Misión completada a finales de los años 70 por esta “nueva filosofía”
convertida, en nuestros días, en la teología oficial de la sociedad del
espectáculo. En estas condiciones, yo insisto en pensar que hoy se ha
convertido en políticamente ineficaz, incluso peligroso, continuar
reivindicando un programa de salida progresiva del capitalismo bajo el signo
exclusivo de un movimiento ideológico cuya misión emancipadora llegó a su
final, en lo esencial, el día en que la derecha reaccionaria, clerical y monárquica,
desapareció definitivamente del paisaje político. El socialismo es, por
definición, incompatible con la explotación capitalista. La izquierda,
desgraciadamente, no. Y si tantos trabajadores, autónomos o asalariados, votan
ahora a la derecha, o simplemente no votan, con frecuencia es porque han
percibido intuitivamente esta triste verdad.
Recuerda exactamente,
en su libro Los misterios de la izquierda, los numerosos crímenes cometidos por
la izquierda liberal contra el pueblo, y especialmente las dos represiones
obreras más sangrientas del siglo XIX. Pero hoy, después de que el inventario
crítico de la izquierda cultural mitterrandiana se haya banalizado, ¿no puede
admitirse que los socialistas han cambiado? Un cierto número de importantes
tomas de conciencia se han producido en sus filas. Por ejemplo, sobre el largo
abandono de la clase trabajadora. También sobre las cuestiones de seguridad,
sobre el que no puede decirse que la izquierda encarne a una fuerza permisiva y
angelical.
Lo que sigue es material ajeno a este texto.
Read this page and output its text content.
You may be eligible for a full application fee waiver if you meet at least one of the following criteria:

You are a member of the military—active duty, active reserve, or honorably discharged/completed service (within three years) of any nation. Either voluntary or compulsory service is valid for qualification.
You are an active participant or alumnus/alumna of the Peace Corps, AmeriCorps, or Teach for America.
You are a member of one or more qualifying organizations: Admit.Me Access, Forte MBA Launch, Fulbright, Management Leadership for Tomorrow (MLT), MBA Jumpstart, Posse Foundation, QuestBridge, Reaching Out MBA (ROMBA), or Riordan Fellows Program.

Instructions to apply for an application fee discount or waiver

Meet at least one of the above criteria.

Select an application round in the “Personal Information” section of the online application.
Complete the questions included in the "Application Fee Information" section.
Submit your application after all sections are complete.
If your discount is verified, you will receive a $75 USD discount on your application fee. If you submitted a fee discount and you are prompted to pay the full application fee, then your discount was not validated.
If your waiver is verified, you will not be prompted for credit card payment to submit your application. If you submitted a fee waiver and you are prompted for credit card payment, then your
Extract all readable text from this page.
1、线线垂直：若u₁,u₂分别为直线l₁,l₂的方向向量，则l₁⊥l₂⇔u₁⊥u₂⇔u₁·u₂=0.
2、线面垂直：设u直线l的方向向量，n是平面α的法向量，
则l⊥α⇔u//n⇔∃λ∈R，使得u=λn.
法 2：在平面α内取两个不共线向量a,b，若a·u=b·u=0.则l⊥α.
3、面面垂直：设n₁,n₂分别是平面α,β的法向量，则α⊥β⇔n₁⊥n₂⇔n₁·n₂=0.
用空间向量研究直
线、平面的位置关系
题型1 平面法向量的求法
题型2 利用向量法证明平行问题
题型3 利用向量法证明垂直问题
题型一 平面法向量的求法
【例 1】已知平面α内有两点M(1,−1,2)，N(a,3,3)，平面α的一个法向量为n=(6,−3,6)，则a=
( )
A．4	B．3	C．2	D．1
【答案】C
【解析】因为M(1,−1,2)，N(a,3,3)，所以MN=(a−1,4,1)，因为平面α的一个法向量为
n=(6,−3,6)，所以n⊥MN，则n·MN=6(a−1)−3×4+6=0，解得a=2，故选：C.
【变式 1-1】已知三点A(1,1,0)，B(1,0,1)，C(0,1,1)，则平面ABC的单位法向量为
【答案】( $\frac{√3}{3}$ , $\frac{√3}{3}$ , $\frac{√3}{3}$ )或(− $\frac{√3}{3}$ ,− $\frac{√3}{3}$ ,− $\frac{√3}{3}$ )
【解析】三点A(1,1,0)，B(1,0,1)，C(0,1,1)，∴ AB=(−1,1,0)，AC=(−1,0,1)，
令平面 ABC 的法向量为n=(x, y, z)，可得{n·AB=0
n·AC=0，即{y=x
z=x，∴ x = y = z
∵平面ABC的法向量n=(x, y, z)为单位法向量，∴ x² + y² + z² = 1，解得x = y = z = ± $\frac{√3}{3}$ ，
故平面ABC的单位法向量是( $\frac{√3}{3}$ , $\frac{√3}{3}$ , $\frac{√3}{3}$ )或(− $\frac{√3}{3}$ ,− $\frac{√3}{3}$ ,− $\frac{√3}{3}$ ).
Sin embargo, a veces da la impresión de que, para usted, la
izquierda, por principio, jamás podrá reformarse… ¿Es su sentimiento
definitivo?
Lo
que me impresiona bastante es que las cosas pasan exactamente como yo había
previsto. Desde el momento, en efecto, en que la izquierda y la derecha
acuerdan considerar la economía capitalista como el horizonte insuperable de
nuestros tiempos, era inevitable que la izquierda ―una vez ha llegado al poder
como la “única alternativa”― busca ocultar electoralmente esta complicidad
ideológica bajo la máscara volátil de las “cuestiones societales”. De ahí el
desolador espectáculo actual. Mientras que el sistema capitalista se dirige
tranquilamente hacia el iceberg, nosotros asistimos a una batalla campal
surrealista entre aquellos que tienen como única misión la de defender todas
las implicaciones antropológicas y culturales de este sistema y aquellos que
deben simular que se oponen a ellas (el postulado filosófico común a todos estos
liberales es, por supuesto, el derecho absoluto para cada cual de hacer lo que
quiera con su cuerpo y con su dinero). Pero no tengo ningún mérito en esta
previsión. Fue Guy Debord el que anunció, hace más de treinta años, que los
desarrollos futuros del capitalismo moderno encontrarían necesariamente su
coartada ideológica principal en la lucha contra “el racismo, el antimodernismo
y la homofobia” (de ahí, añadía, este “neomoralismo indignado que simulan los
actuales rebaños de la intelligentsia). En cuanto a las posturas marciales de
cierta izquierda, creo que no constituyen más que un recurso comunicativo. La
auténtica posición de izquierda sobre cuestiones de seguridad continúa siendo,
evidentemente, la de ese antiguo fan incondicional de Bernard Tapie y Edouard
Balladur que fue Christiane Taubira.
Contrariamente a
otros, lo que le mantiene hoy todavía alejado de la “izquierda de la izquierda",
de los altermundialistas y otros movimientos de indignados, no es la invocación
de un pasado totalitario en los que todavía se incluyen algunos comunistas…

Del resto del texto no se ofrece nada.